Observing that 85 percent of the world’s transactions are still in currency, Banga has declared a “war on cash” to nudge as many consumers as possible toward electronic payments, preferably processed by MasterCard. Although competition to handle payments is intense in the U.S., the wider battlegrounds are in countries like India and Brazil, which have vast numbers of people without bank accounts, and a growing middle class.
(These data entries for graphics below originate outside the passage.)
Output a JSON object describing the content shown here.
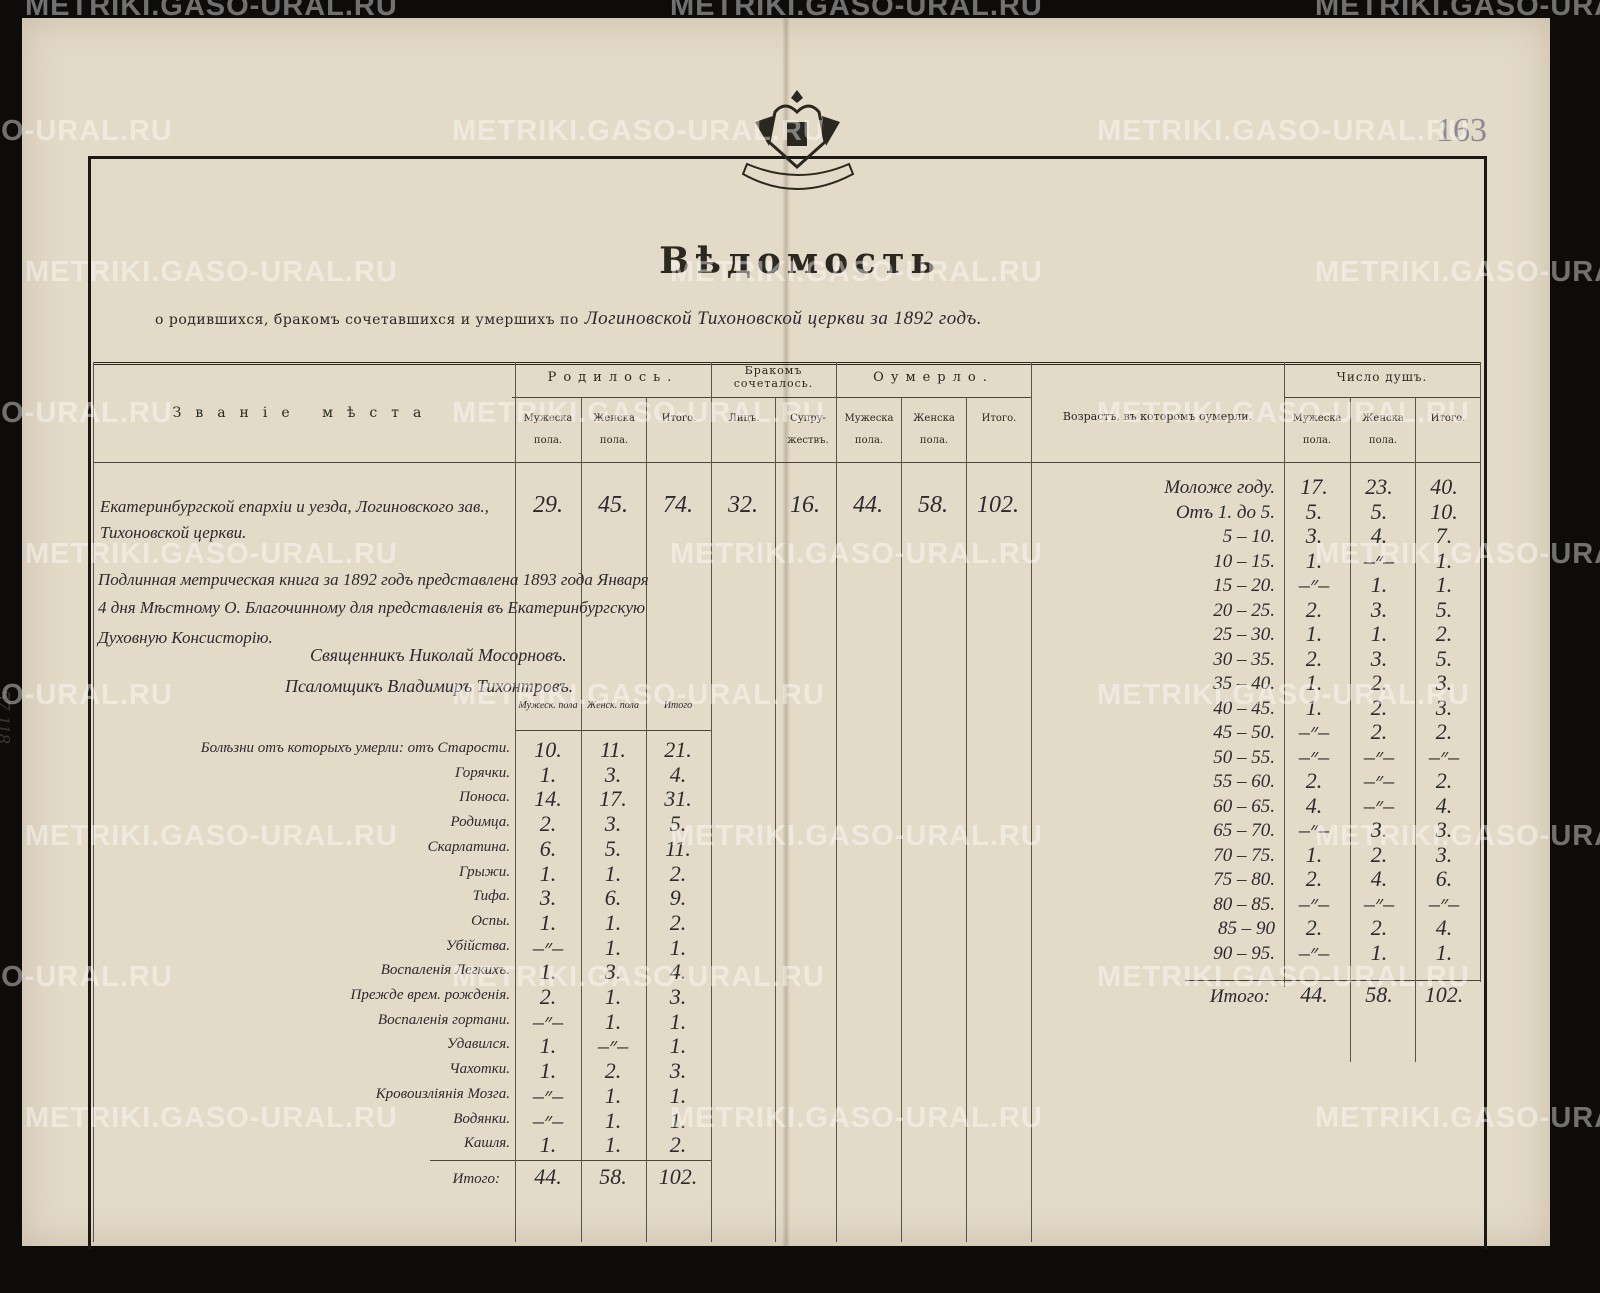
{
  "document": {
    "title": "Вѣдомость",
    "subtitle_printed": "о родившихся, бракомъ сочетавшихся и умершихъ по",
    "subtitle_handwritten": "Логиновской Тихоновской церкви за 1892 годъ.",
    "page_number": "163",
    "margin_note": "57 118",
    "emblem": "double-headed-eagle-seal",
    "watermark": "METRIKI.GASO-URAL.RU"
  },
  "table": {
    "place_header": "Званіе мѣста",
    "groups": {
      "born": "Родилось.",
      "married": "Бракомъ сочеталось.",
      "died": "Оумерло.",
      "age": "Возрастъ, въ которомъ оумерли.",
      "souls": "Число душъ."
    },
    "subheaders": {
      "male": "Мужеска пола.",
      "female": "Женска пола.",
      "total": "Итого.",
      "couples": "Лицъ.",
      "with_persons": "Супру-жествъ."
    },
    "place": "Екатеринбургской епархіи и уезда, Логиновского зав., Тихоновской церкви.",
    "main_values": {
      "born_male": "29.",
      "born_female": "45.",
      "born_total": "74.",
      "married_persons": "32.",
      "married_couples": "16.",
      "died_male": "44.",
      "died_female": "58.",
      "died_total": "102."
    },
    "note": [
      "Подлинная метрическая книга за 1892 годъ представлена 1893 года Января",
      "4 дня Мѣстному О. Благочинному для представленія въ Екатеринбургскую",
      "Духовную Консисторію."
    ],
    "signatures": [
      "Священникъ Николай Мосорновъ.",
      "Псаломщикъ Владимиръ Тихонтровъ."
    ],
    "disease_subheaders": [
      "Мужеск. пола",
      "Женск. пола",
      "Итого"
    ],
    "diseases": [
      {
        "name": "Болѣзни отъ которыхъ умерли: отъ Старости.",
        "m": "10.",
        "f": "11.",
        "t": "21."
      },
      {
        "name": "Горячки.",
        "m": "1.",
        "f": "3.",
        "t": "4."
      },
      {
        "name": "Поноса.",
        "m": "14.",
        "f": "17.",
        "t": "31."
      },
      {
        "name": "Родимца.",
        "m": "2.",
        "f": "3.",
        "t": "5."
      },
      {
        "name": "Скарлатина.",
        "m": "6.",
        "f": "5.",
        "t": "11."
      },
      {
        "name": "Грыжи.",
        "m": "1.",
        "f": "1.",
        "t": "2."
      },
      {
        "name": "Тифа.",
        "m": "3.",
        "f": "6.",
        "t": "9."
      },
      {
        "name": "Оспы.",
        "m": "1.",
        "f": "1.",
        "t": "2."
      },
      {
        "name": "Убійства.",
        "m": "–״–",
        "f": "1.",
        "t": "1."
      },
      {
        "name": "Воспаленія Легкихъ.",
        "m": "1.",
        "f": "3.",
        "t": "4."
      },
      {
        "name": "Прежде врем. рожденія.",
        "m": "2.",
        "f": "1.",
        "t": "3."
      },
      {
        "name": "Воспаленія гортани.",
        "m": "–״–",
        "f": "1.",
        "t": "1."
      },
      {
        "name": "Удавился.",
        "m": "1.",
        "f": "–״–",
        "t": "1."
      },
      {
        "name": "Чахотки.",
        "m": "1.",
        "f": "2.",
        "t": "3."
      },
      {
        "name": "Кровоизліянія Мозга.",
        "m": "–״–",
        "f": "1.",
        "t": "1."
      },
      {
        "name": "Водянки.",
        "m": "–״–",
        "f": "1.",
        "t": "1."
      },
      {
        "name": "Кашля.",
        "m": "1.",
        "f": "1.",
        "t": "2."
      }
    ],
    "disease_total": {
      "name": "Итого:",
      "m": "44.",
      "f": "58.",
      "t": "102."
    },
    "ages": [
      {
        "age": "Моложе году.",
        "m": "17.",
        "f": "23.",
        "t": "40."
      },
      {
        "age": "Отъ 1. до 5.",
        "m": "5.",
        "f": "5.",
        "t": "10."
      },
      {
        "age": "5 – 10.",
        "m": "3.",
        "f": "4.",
        "t": "7."
      },
      {
        "age": "10 – 15.",
        "m": "1.",
        "f": "–״–",
        "t": "1."
      },
      {
        "age": "15 – 20.",
        "m": "–״–",
        "f": "1.",
        "t": "1."
      },
      {
        "age": "20 – 25.",
        "m": "2.",
        "f": "3.",
        "t": "5."
      },
      {
        "age": "25 – 30.",
        "m": "1.",
        "f": "1.",
        "t": "2."
      },
      {
        "age": "30 – 35.",
        "m": "2.",
        "f": "3.",
        "t": "5."
      },
      {
        "age": "35 – 40.",
        "m": "1.",
        "f": "2.",
        "t": "3."
      },
      {
        "age": "40 – 45.",
        "m": "1.",
        "f": "2.",
        "t": "3."
      },
      {
        "age": "45 – 50.",
        "m": "–״–",
        "f": "2.",
        "t": "2."
      },
      {
        "age": "50 – 55.",
        "m": "–״–",
        "f": "–״–",
        "t": "–״–"
      },
      {
        "age": "55 – 60.",
        "m": "2.",
        "f": "–״–",
        "t": "2."
      },
      {
        "age": "60 – 65.",
        "m": "4.",
        "f": "–״–",
        "t": "4."
      },
      {
        "age": "65 – 70.",
        "m": "–״–",
        "f": "3.",
        "t": "3."
      },
      {
        "age": "70 – 75.",
        "m": "1.",
        "f": "2.",
        "t": "3."
      },
      {
        "age": "75 – 80.",
        "m": "2.",
        "f": "4.",
        "t": "6."
      },
      {
        "age": "80 – 85.",
        "m": "–״–",
        "f": "–״–",
        "t": "–״–"
      },
      {
        "age": "85 – 90",
        "m": "2.",
        "f": "2.",
        "t": "4."
      },
      {
        "age": "90 – 95.",
        "m": "–״–",
        "f": "1.",
        "t": "1."
      }
    ],
    "age_total": {
      "age": "Итого:",
      "m": "44.",
      "f": "58.",
      "t": "102."
    }
  }
}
IT and financial services, food & beverage, food retailing and healthcare service providers are all well represented in this year’s rankings. In addition to MasterCard, firms such as Fastenal, Monsanto, Discovery Communications, Precision Castparts and for-profit educator DeVry have all been consistent performers ranking among the top 100 wealth creators since the WCI’s inception in 2008.
Not all of these companies use EVA specifically but they clearly manage assets in highly efficient ways. After all, the essence of EVA is sales less operating costs less the full costs of financing business assets—as if the assets had been rented. It consolidates income efficiency and asset management into one net profit score. To sum up, regardless of the method used, companies that consistently make our list practice three managerial precepts:
- Operate efficiently by cutting wasteful costs;
- Grow profitably by investing and building the business while covering the cost of invested capital
- Purge ruthlessly by abandoning uneconomic activities that can’t cover the cost of capital.